Усевшись рядом со своим другом, аббатом Эштевайнша, Калишту принялся нюхать табак и хроматически засопел.
Большинство законодателей колебались, рассмеяться им или прийти в негодование от того высокомерия, с которым этот горец несколькими фразами словно наотмашь отвесил пощечину всему собранию. Но вот раздались три одобрительных выкрика, приветствовавших первую речь Калишту. Это были депутаты-легитимисты, которые поздравляли друг друга с тем, что их ряды пополнились человеком настолько отважным, что в случае необходимости он обратится к властям предержащим так же, как некогда Жуан Мендеш Сисьозу{60} обращался к дону Мануэлу.
— Вы говорили как настоящий португалец, ваша милость.

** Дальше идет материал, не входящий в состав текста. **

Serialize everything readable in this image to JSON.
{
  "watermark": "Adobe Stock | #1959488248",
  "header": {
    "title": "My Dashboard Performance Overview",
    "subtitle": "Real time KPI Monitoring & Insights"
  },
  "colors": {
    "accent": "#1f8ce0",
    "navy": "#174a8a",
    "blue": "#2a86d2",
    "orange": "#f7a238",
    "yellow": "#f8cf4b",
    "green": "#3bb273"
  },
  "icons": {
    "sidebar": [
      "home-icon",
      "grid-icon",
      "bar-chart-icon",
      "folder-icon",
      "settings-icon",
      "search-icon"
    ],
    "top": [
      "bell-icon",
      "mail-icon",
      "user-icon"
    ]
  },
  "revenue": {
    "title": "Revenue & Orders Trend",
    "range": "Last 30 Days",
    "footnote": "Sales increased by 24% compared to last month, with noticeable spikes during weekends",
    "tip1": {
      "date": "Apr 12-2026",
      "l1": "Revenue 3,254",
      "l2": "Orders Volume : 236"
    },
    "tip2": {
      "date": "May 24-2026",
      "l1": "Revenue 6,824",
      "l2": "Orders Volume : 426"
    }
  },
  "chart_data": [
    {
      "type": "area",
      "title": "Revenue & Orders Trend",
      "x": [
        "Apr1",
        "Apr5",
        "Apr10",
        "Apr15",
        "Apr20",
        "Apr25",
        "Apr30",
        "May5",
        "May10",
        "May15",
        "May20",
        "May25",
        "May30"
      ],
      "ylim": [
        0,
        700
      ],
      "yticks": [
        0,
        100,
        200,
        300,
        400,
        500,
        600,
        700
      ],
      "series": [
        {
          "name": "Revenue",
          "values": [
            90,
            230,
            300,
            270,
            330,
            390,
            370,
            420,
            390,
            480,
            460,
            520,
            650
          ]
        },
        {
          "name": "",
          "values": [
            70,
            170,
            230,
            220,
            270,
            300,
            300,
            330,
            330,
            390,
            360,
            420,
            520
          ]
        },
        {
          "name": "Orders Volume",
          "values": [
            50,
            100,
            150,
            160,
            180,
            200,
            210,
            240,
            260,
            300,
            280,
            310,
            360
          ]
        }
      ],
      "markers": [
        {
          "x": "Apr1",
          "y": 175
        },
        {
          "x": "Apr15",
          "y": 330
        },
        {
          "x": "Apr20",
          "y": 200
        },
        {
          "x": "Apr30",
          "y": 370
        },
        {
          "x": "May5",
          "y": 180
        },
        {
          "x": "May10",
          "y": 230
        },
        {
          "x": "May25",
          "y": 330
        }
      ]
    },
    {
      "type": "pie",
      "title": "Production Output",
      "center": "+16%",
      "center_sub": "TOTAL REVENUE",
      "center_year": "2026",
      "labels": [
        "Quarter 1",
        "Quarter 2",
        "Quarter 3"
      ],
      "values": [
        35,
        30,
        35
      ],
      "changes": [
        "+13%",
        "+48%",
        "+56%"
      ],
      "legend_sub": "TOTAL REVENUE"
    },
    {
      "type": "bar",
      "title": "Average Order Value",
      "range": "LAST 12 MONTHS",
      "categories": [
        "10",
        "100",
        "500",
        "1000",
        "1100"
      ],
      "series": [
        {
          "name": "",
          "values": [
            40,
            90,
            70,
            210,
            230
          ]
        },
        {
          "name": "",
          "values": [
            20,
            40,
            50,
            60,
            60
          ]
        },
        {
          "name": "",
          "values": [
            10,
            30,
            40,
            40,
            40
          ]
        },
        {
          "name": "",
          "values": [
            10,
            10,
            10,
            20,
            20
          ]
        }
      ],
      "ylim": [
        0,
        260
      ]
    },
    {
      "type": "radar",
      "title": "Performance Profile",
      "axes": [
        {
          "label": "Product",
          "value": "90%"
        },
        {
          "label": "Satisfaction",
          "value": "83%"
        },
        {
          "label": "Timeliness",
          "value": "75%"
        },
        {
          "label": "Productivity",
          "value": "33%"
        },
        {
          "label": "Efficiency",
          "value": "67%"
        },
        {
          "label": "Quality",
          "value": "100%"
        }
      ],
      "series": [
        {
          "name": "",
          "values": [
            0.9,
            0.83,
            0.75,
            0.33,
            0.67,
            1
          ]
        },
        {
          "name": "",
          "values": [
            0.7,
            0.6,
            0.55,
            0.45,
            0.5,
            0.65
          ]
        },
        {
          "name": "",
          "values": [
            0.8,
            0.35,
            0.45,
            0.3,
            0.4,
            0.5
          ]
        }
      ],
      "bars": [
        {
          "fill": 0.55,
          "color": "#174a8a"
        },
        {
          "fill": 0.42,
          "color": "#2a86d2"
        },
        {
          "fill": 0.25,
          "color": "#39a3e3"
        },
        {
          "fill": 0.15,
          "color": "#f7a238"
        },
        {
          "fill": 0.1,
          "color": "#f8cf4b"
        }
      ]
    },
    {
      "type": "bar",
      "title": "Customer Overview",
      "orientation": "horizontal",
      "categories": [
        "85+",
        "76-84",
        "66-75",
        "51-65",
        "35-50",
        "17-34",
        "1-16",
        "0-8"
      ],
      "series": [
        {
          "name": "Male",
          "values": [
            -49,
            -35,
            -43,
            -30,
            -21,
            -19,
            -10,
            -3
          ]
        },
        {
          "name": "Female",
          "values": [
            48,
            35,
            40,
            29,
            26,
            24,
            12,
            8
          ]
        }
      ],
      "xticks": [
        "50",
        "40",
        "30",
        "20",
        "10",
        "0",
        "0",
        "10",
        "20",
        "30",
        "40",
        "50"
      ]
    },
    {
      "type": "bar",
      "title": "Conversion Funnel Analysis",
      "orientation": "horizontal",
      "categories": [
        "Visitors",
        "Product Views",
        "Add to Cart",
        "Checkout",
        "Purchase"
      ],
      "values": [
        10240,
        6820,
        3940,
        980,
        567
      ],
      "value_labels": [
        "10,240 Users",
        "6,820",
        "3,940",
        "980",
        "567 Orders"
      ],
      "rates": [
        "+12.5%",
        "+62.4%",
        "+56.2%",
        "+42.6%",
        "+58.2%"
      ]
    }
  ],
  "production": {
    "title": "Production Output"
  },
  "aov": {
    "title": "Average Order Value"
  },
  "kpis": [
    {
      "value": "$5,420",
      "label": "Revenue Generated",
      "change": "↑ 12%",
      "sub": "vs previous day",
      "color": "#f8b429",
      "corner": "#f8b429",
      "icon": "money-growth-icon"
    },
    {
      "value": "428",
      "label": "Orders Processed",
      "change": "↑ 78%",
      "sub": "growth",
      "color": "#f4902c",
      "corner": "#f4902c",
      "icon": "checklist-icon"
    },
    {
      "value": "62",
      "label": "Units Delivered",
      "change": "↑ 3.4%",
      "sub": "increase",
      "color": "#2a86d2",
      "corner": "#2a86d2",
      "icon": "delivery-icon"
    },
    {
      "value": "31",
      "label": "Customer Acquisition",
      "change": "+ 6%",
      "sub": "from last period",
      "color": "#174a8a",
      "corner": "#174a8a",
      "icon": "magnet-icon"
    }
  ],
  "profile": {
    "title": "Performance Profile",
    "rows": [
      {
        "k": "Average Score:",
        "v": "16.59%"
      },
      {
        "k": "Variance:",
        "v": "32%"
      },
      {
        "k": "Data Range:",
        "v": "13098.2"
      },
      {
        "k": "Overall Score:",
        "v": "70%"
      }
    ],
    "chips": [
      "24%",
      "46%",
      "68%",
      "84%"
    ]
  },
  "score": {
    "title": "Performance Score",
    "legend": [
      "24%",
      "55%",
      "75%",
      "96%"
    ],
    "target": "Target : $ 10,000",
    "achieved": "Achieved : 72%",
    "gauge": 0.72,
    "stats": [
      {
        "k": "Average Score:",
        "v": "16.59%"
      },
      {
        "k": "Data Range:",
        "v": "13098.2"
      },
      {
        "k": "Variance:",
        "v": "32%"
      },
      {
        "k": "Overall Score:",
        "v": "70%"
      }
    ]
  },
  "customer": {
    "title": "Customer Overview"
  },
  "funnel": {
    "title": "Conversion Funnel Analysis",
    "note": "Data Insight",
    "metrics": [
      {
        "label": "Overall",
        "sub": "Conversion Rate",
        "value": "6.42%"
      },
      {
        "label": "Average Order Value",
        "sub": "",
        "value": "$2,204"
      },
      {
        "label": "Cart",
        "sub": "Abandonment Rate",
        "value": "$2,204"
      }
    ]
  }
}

Но несвоевременно, — шепнул ему аббат Эштевайнша.
— Правда всегда своевременна, сеньор аббат, — вступил в спор Калишту. — Горе нам, если мы будем дожидаться, чтобы она пала под ударом серпа!.. Уж позвольте мне вести себя так, как того ожидают мои избиратели. Катон и Цицерон, Гортензий и Демосфен{61} не думали о регламенте. Советник, который сказал дону Афонсу IV:{62} «Если Вы отказываете нам, мы поищем другого короля», не просил разрешения ни у какого председателя и не сверялся с регламентом, пришло время говорить или нет. Я тщательно и внимательно прочитал регламент, дорогой друг. И мне показалось, что все в нем имеет целью в самой церемонной форме принудить к молчанию тех, чьи слова вызывают неудовольствие председательствующего, обычно находящегося в сговоре с правительством.
— Как изрек мудрец: «Prudentia in omnibus»,{63} — возразил аббат.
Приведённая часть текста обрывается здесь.